There are no shortage of rituals to celebrate Midsummer, from the Scandinavian maypole on. Want to give your celebration an astrological twist? We recommend doing something with fire to honor the Sun (bonfire anyone?), the Earth (flower crowns: they’re not just for Coachella!) and water for Cancer, which is a water sign (swimming, a signature solstice drink, a cleansing bath).
So you might be wondering, is it still Cancer season? (Short answer: Yes.)
Here’s an interesting bit of clarification between astronomy and astrology. The actual constellations have shifted over the ages, but modern Western astrology follows a different system called the Tropical Zodiac, which uses “artificial” constellations. The Tropical Zodiac was created in second-century Alexandria by the great mathematician and astronomer/astrologer Ptolemy.
Rather than following the movement of the visible stars and constellations, Western astrology is based on the apparent path of the Sun as seen from our vantage point on earth. (We say “apparent” because the Earth rotates around the Sun, obvi.)
Within that circular path—the Tropical zodiac—astrologers have carved out 12 static zones (like 12 equal pieces of a pie). Astrologers track the Sun’s (and other planets’) movements against these zones. Sowing a little confusion, Ptolemy named each zodiac zone after 12 of the 88 known constellations (which have shifted—but that has no effect on your zodiac sign!). As the Sun passes through each zone for about 30 days, we experience a zodiac sign cycle (e.g., Aries season, Libra season, Cancer season).

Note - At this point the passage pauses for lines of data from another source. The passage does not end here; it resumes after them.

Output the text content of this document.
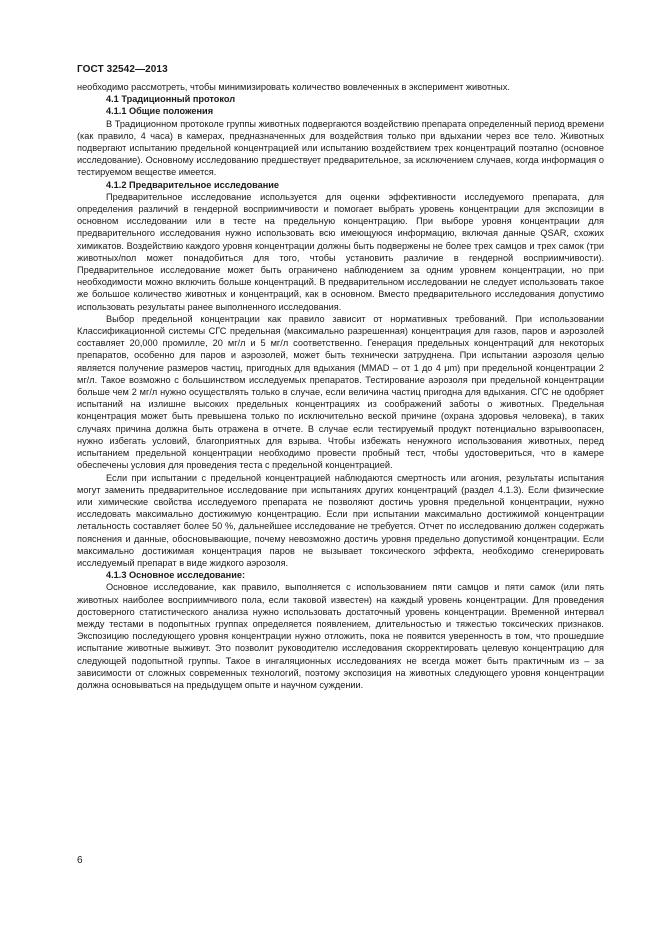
ГОСТ 32542—2013

необходимо рассмотреть, чтобы минимизировать количество вовлеченных в эксперимент животных.

4.1 Традиционный протокол

4.1.1 Общие положения

В Традиционном протоколе группы животных подвергаются воздействию препарата определенный период времени (как правило, 4 часа) в камерах, предназначенных для воздействия только при вдыхании через все тело. Животных подвергают испытанию предельной концентрацией или испытанию воздействием трех концентраций поэтапно (основное исследование). Основному исследованию предшествует предварительное, за исключением случаев, когда информация о тестируемом веществе имеется.

4.1.2 Предварительное исследование

Предварительное исследование используется для оценки эффективности исследуемого препарата, для определения различий в гендерной восприимчивости и помогает выбрать уровень концентрации для экспозиции в основном исследовании или в тесте на предельную концентрацию. При выборе уровня концентрации для предварительного исследования нужно использовать всю имеющуюся информацию, включая данные QSAR, схожих химикатов. Воздействию каждого уровня концентрации должны быть подвержены не более трех самцов и трех самок (три животных/пол может понадобиться для того, чтобы установить различие в гендерной восприимчивости). Предварительное исследование может быть ограничено наблюдением за одним уровнем концентрации, но при необходимости можно включить больше концентраций. В предварительном исследовании не следует использовать такое же большое количество животных и концентраций, как в основном. Вместо предварительного исследования допустимо использовать результаты ранее выполненного исследования.

Выбор предельной концентрации как правило зависит от нормативных требований. При использовании Классификационной системы СГС предельная (максимально разрешенная) концентрация для газов, паров и аэрозолей составляет 20,000 промилле, 20 мг/л и 5 мг/л соответственно. Генерация предельных концентраций для некоторых препаратов, особенно для паров и аэрозолей, может быть технически затруднена. При испытании аэрозоля целью является получение размеров частиц, пригодных для вдыхания (MMAD – от 1 до 4 μm) при предельной концентрации 2 мг/л. Такое возможно с большинством исследуемых препаратов. Тестирование аэрозоля при предельной концентрации больше чем 2 мг/л нужно осуществлять только в случае, если величина частиц пригодна для вдыхания. СГС не одобряет испытаний на излишне высоких предельных концентрациях из соображений заботы о животных. Предельная концентрация может быть превышена только по исключительно веской причине (охрана здоровья человека), в таких случаях причина должна быть отражена в отчете. В случае если тестируемый продукт потенциально взрывоопасен, нужно избегать условий, благоприятных для взрыва. Чтобы избежать ненужного использования животных, перед испытанием предельной концентрации необходимо провести пробный тест, чтобы удостовериться, что в камере обеспечены условия для проведения теста с предельной концентрацией.

Если при испытании с предельной концентрацией наблюдаются смертность или агония, результаты испытания могут заменить предварительное исследование при испытаниях других концентраций (раздел 4.1.3). Если физические или химические свойства исследуемого препарата не позволяют достичь уровня предельной концентрации, нужно исследовать максимально достижимую концентрацию. Если при испытании максимально достижимой концентрации летальность составляет более 50 %, дальнейшее исследование не требуется. Отчет по исследованию должен содержать пояснения и данные, обосновывающие, почему невозможно достичь уровня предельно допустимой концентрации. Если максимально достижимая концентрация паров не вызывает токсического эффекта, необходимо сгенерировать исследуемый препарат в виде жидкого аэрозоля.

4.1.3 Основное исследование:

Основное исследование, как правило, выполняется с использованием пяти самцов и пяти самок (или пять животных наиболее восприимчивого пола, если таковой известен) на каждый уровень концентрации. Для проведения достоверного статистического анализа нужно использовать достаточный уровень концентрации. Временной интервал между тестами в подопытных группах определяется появлением, длительностью и тяжестью токсических признаков. Экспозицию последующего уровня концентрации нужно отложить, пока не появится уверенность в том, что прошедшие испытание животные выживут. Это позволит руководителю исследования скорректировать целевую концентрацию для следующей подопытной группы. Такое в ингаляционных исследованиях не всегда может быть практичным из – за зависимости от сложных современных технологий, поэтому экспозиция на животных следующего уровня концентрации должна основываться на предыдущем опыте и научном суждении.

6
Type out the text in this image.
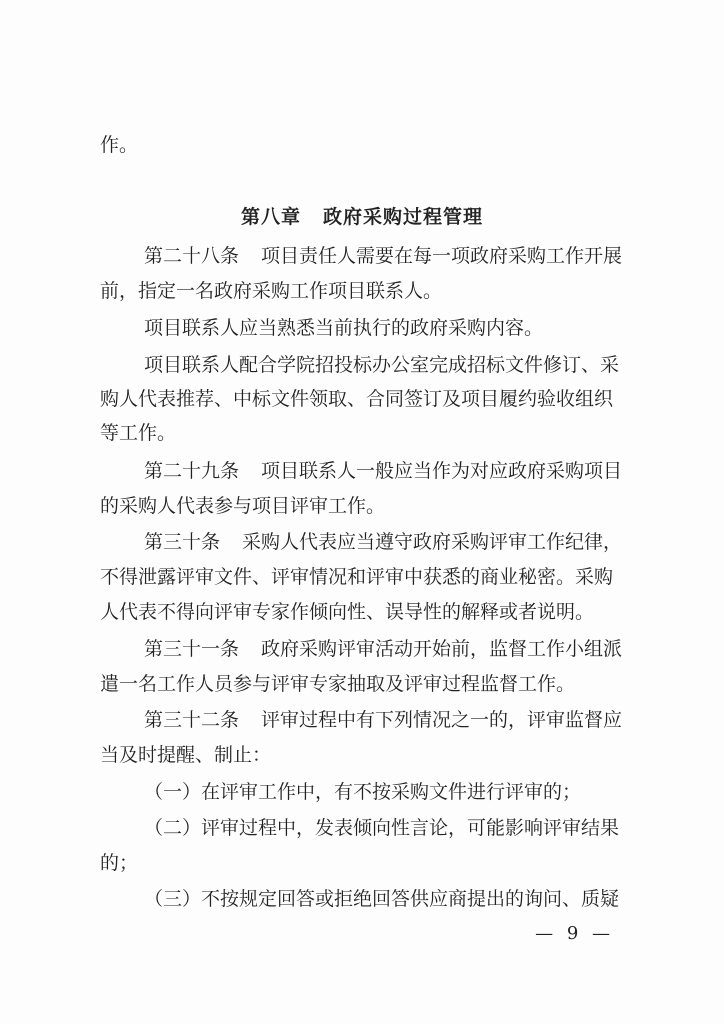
作。
第八章 政府采购过程管理
第二十八条 项目责任人需要在每一项政府采购工作开展
前，指定一名政府采购工作项目联系人。
项目联系人应当熟悉当前执行的政府采购内容。
项目联系人配合学院招投标办公室完成招标文件修订、采
购人代表推荐、中标文件领取、合同签订及项目履约验收组织
等工作。
第二十九条 项目联系人一般应当作为对应政府采购项目
的采购人代表参与项目评审工作。
第三十条 采购人代表应当遵守政府采购评审工作纪律，
不得泄露评审文件、评审情况和评审中获悉的商业秘密。采购
人代表不得向评审专家作倾向性、误导性的解释或者说明。
第三十一条 政府采购评审活动开始前，监督工作小组派
遣一名工作人员参与评审专家抽取及评审过程监督工作。
第三十二条 评审过程中有下列情况之一的，评审监督应
当及时提醒、制止：
（一）在评审工作中，有不按采购文件进行评审的；
（二）评审过程中，发表倾向性言论，可能影响评审结果
的；
（三）不按规定回答或拒绝回答供应商提出的询问、质疑
— 9 —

Since the Tropical Zodiac is fixed, it’s not affected by shifts in the Earth’s axis. It begins every year with the Sun entering the Aries portion of the zodiac band, which is based on the position of the Sun at the spring equinox on March 21. The summer solstice coincides with the Sun’s alignment to the Tropic of Cancer on June 21, and the winter solstice happens when the Sun hits the Tropic of Capricorn on or around December 21.
So take that, Bill Nye and all the other “science-guy” skeptics who gleefully think they’re debunking astrology when, well, they’re not. Horoscope haters, step to the left!